Die Online-Apotheke Redcare Pharmacy hat mit ihren Zahlen und dem Ausblick für Ernüchterung an der Börse gesorgt. Operativ lief das Geschäft 2025 zwar besser, als im Jahr zuvor, doch die Ergebnisse blieben hinter den Erwartungen der Analysten zurück. Noch schwerer wog für Investoren der Ausblick: Für 2026 stellt das Management ein deutlich langsameres Wachstum in Aussicht und senkte zudem das mittelfristige Margenziel.
Die Aktie reagierte prompt. Bis zum Mittag rutschte der MDAX-Titel zeitweise fast 18 Prozent auf etwa 48,96 Euro ab. Damit ist die Aktie der mit Abstand größte Verlierer des Tages im MDAX.

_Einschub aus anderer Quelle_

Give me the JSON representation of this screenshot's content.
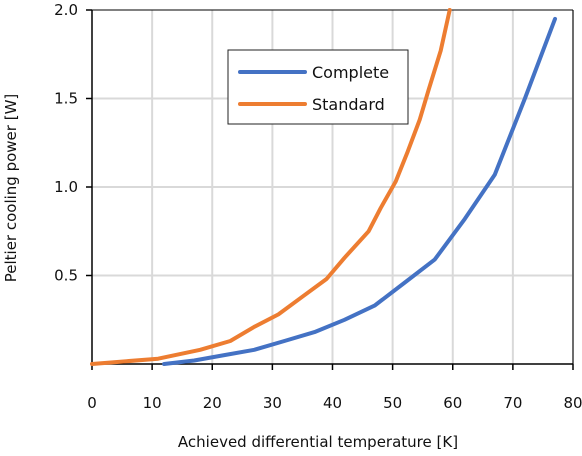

Für 2026 erwartet Redcare ein Umsatzwachstum von 13 bis 15 Prozent auf bis zu knapp 3,4 Milliarden Euro. Wachstumstreiber sollen vor allem verschreibungspflichtige Medikamente bleiben, während rezeptfreie Produkte nur moderat zulegen dürften. Die bereinigte operative Marge soll auf mindestens 2,5 Prozent steigen. Das langfristige Margenziel wurde jedoch von acht auf fünf Prozent gesenkt.
2025 profitierte Redcare vor allem vom E-Rezept-Geschäft in Deutschland. Der Umsatz kletterte um rund ein Viertel auf 2,94 Milliarden Euro, das bereinigte operative Ergebnis legte um 72 Prozent auf gut 57 Millionen Euro zu. Dieses blieb jedoch hinter den Erwartungen der Analysten von gut 63 Millionen Euro zurück.

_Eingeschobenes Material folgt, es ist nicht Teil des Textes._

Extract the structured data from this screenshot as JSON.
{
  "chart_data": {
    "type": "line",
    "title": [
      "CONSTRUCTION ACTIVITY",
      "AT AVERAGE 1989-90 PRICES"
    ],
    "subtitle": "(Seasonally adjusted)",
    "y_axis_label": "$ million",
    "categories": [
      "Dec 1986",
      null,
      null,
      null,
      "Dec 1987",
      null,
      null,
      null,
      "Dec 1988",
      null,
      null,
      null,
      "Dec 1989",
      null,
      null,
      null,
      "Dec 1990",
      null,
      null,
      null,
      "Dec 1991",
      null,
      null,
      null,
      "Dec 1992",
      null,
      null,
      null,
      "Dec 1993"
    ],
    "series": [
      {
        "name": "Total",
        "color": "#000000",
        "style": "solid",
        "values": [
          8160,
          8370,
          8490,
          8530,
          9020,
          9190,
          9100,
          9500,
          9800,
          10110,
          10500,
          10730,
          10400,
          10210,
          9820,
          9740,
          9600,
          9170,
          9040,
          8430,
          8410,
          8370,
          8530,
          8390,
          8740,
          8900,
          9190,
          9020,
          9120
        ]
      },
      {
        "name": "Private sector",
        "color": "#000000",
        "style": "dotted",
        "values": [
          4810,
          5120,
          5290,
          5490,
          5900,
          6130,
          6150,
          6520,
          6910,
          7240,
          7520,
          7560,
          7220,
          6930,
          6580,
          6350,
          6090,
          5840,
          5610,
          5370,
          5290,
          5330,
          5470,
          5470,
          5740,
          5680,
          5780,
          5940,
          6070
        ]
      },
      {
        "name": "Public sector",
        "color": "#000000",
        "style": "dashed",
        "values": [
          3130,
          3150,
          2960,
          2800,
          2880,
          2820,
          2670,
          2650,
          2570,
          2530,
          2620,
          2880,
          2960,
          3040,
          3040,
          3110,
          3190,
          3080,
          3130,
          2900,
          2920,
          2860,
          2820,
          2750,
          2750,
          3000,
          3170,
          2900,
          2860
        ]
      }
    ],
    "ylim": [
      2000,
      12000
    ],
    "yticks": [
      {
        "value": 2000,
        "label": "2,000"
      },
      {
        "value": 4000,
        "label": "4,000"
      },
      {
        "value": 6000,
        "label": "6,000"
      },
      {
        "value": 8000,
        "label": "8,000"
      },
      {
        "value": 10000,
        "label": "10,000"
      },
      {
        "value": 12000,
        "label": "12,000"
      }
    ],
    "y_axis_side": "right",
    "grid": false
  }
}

Auch Analysten zeigten sich enttäuscht. Die neuen Ziele für 2026 liegen spürbar unter den bisherigen Markterwartungen. Besonders kritisch sehen Beobachter den Ausblick für das Deutschlandgeschäft mit verschreibungspflichtigen Medikamenten.
Mit dem heutigen Kursrutsch hat die Aktie ein neues Verkaufssignal generiert. Mittlerweile rückt sogar das 2022er-Tief bei 36,51 Euro immer näher. DER AKTIONÄR rät bereits seit Längerem zur Vorsicht. Anleger warten bei dem Papier auch weiterhin an der Seitenlinie ab.